Significantly, I think this takes us even closer to the idea of the computing device as an appliance. It comes with all the core things you need, for free. You switch it on for the first time, and you can accomplish all the basic tasks you need to do with freely-provided software. However, unlike most appliances, it gets more capable over time, with free updates. As computing becomes ever more pervasive, that’s a compelling approach.
2. Two systems, one experience
Many people assume that iOS and OSX will eventually unify. Based on today’s presentation, I doubt that will be the case. Tim Cook went out of his way to mock Microsoft for being confused about the role of its Surface device – the inherent tablet/laptop tension in its make-up, which the Redmond company seems to see as a strength, and Apple sees as a major weakness.
I suspect Apple will keep its keyboard/mouse and touch-based systems completely separate. What it will do, though, is what it’s just done with the completely rewritten iLife and iWork – make the experience so seamless, you can switch between devices without any discontinuity in your work.
The iOS and Mac versions of Apple’s core apps haven’t played well with each other up until now. Allegedly, that changes today. With collaboration features, and the web apps too, they’re trying to build a seamless experience, that adapts to the device you’re using but is essentially agnostic to it. If it works, Apple’s poor record as an online services company might be over.
3. Apple’s Innovations are iterative
Today was all about iteration – most noticeably in the Mac Pro and iPad (now iPad Air).
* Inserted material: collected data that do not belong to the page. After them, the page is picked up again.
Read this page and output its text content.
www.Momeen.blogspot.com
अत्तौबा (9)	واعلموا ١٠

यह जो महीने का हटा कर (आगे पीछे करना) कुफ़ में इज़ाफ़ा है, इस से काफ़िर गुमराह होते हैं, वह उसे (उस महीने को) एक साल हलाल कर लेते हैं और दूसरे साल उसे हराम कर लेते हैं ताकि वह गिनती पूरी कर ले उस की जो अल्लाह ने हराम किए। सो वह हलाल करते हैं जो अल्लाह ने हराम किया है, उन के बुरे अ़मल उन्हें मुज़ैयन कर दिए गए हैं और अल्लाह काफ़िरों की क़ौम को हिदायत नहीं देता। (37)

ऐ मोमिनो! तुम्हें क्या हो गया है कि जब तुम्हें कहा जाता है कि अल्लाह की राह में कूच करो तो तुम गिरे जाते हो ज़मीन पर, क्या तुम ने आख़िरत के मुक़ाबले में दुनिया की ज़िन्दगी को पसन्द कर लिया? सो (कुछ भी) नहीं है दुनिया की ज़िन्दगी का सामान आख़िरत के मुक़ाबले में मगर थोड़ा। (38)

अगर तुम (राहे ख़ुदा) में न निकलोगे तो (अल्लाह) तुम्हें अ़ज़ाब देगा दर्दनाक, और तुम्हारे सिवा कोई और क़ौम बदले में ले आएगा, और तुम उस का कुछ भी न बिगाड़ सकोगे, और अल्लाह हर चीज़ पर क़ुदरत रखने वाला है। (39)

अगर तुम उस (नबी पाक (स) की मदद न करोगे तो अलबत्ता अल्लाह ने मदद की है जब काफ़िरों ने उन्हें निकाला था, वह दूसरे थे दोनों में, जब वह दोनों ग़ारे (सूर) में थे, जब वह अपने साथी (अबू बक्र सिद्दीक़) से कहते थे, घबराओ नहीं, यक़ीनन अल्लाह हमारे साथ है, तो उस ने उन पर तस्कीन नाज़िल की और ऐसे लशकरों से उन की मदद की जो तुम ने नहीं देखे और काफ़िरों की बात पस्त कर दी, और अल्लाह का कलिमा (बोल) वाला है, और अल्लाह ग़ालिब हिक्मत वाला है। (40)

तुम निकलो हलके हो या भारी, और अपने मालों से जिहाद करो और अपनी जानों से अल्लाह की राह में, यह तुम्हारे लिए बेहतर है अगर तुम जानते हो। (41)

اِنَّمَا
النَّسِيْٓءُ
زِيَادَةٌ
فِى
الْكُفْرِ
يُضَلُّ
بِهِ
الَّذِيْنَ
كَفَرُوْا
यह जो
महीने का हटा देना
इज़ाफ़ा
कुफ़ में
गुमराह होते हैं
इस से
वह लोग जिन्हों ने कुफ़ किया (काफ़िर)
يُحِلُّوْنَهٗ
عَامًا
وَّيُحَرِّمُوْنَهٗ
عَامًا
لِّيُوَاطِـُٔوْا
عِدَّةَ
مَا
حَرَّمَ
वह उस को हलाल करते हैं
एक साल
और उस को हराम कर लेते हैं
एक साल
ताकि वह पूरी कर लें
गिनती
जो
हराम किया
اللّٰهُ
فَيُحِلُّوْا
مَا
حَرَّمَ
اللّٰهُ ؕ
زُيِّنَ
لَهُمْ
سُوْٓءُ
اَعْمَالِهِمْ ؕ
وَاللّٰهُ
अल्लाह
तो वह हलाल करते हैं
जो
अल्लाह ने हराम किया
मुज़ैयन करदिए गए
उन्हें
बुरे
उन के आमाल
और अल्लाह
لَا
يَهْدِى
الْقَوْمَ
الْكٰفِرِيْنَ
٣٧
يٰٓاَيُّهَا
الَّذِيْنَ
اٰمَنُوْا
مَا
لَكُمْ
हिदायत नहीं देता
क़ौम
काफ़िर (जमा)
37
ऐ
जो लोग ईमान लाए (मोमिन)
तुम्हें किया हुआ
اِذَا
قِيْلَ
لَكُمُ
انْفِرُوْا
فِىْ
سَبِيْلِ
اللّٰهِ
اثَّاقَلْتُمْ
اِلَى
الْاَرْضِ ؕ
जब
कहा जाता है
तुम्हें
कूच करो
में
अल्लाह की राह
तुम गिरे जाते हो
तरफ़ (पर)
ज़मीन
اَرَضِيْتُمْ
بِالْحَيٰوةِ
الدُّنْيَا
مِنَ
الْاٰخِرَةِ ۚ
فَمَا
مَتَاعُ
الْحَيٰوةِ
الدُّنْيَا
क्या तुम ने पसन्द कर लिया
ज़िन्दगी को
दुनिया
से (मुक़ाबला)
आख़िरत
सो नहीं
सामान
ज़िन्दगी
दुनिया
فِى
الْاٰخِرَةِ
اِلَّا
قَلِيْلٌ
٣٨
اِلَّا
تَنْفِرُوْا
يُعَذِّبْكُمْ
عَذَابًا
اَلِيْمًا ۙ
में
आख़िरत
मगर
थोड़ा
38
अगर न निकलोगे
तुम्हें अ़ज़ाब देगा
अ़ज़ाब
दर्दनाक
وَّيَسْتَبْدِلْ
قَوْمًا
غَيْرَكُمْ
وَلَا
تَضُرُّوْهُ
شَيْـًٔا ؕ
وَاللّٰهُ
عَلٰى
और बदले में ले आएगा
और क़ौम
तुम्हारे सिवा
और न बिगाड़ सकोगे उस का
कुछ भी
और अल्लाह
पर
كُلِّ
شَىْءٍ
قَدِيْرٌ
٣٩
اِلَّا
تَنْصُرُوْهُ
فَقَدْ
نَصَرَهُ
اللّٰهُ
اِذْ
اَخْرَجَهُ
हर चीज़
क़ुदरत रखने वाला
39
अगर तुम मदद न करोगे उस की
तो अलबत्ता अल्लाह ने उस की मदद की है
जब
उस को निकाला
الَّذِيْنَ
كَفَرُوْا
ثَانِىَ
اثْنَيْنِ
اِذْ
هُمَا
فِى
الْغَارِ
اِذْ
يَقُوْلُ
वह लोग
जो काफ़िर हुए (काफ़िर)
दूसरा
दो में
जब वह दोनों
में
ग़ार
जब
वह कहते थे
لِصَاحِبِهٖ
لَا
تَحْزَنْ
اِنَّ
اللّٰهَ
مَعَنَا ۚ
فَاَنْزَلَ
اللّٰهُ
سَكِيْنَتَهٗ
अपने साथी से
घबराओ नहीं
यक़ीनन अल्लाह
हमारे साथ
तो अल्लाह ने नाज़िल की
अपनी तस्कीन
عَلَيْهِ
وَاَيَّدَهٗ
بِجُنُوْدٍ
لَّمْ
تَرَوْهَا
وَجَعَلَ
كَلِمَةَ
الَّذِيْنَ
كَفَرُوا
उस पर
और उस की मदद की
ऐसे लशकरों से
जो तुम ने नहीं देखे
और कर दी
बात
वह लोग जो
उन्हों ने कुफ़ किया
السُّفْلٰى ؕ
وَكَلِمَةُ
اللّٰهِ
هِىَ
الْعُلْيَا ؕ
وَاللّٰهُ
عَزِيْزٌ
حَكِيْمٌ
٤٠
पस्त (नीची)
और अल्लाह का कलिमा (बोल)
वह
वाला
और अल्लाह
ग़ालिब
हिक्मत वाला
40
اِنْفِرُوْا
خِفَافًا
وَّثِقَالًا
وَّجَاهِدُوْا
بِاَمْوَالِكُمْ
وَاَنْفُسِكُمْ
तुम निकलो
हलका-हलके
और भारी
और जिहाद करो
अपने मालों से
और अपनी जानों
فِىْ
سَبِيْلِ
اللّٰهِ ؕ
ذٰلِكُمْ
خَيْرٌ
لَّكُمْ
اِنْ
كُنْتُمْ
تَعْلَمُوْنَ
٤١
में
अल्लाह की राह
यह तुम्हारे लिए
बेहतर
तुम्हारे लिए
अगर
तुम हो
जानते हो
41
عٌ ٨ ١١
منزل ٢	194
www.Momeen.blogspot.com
Apple has really only launched three brand new products in the last decade or so – the iPod, the iPhone and the iPad. Most everything else they do is iterations on the base idea. But they’re very, very good at those iterations. Occasionally, they make a big jump in their iterations. The new iPad Air looks to be a very significant improvement over its predecessor, for example.
Expecting regular, brand-new category redefining innovations from apple is a mug’s game. Their history does not bear that out. Expecting their products to get significantly better most years? That’s a bet you’d win.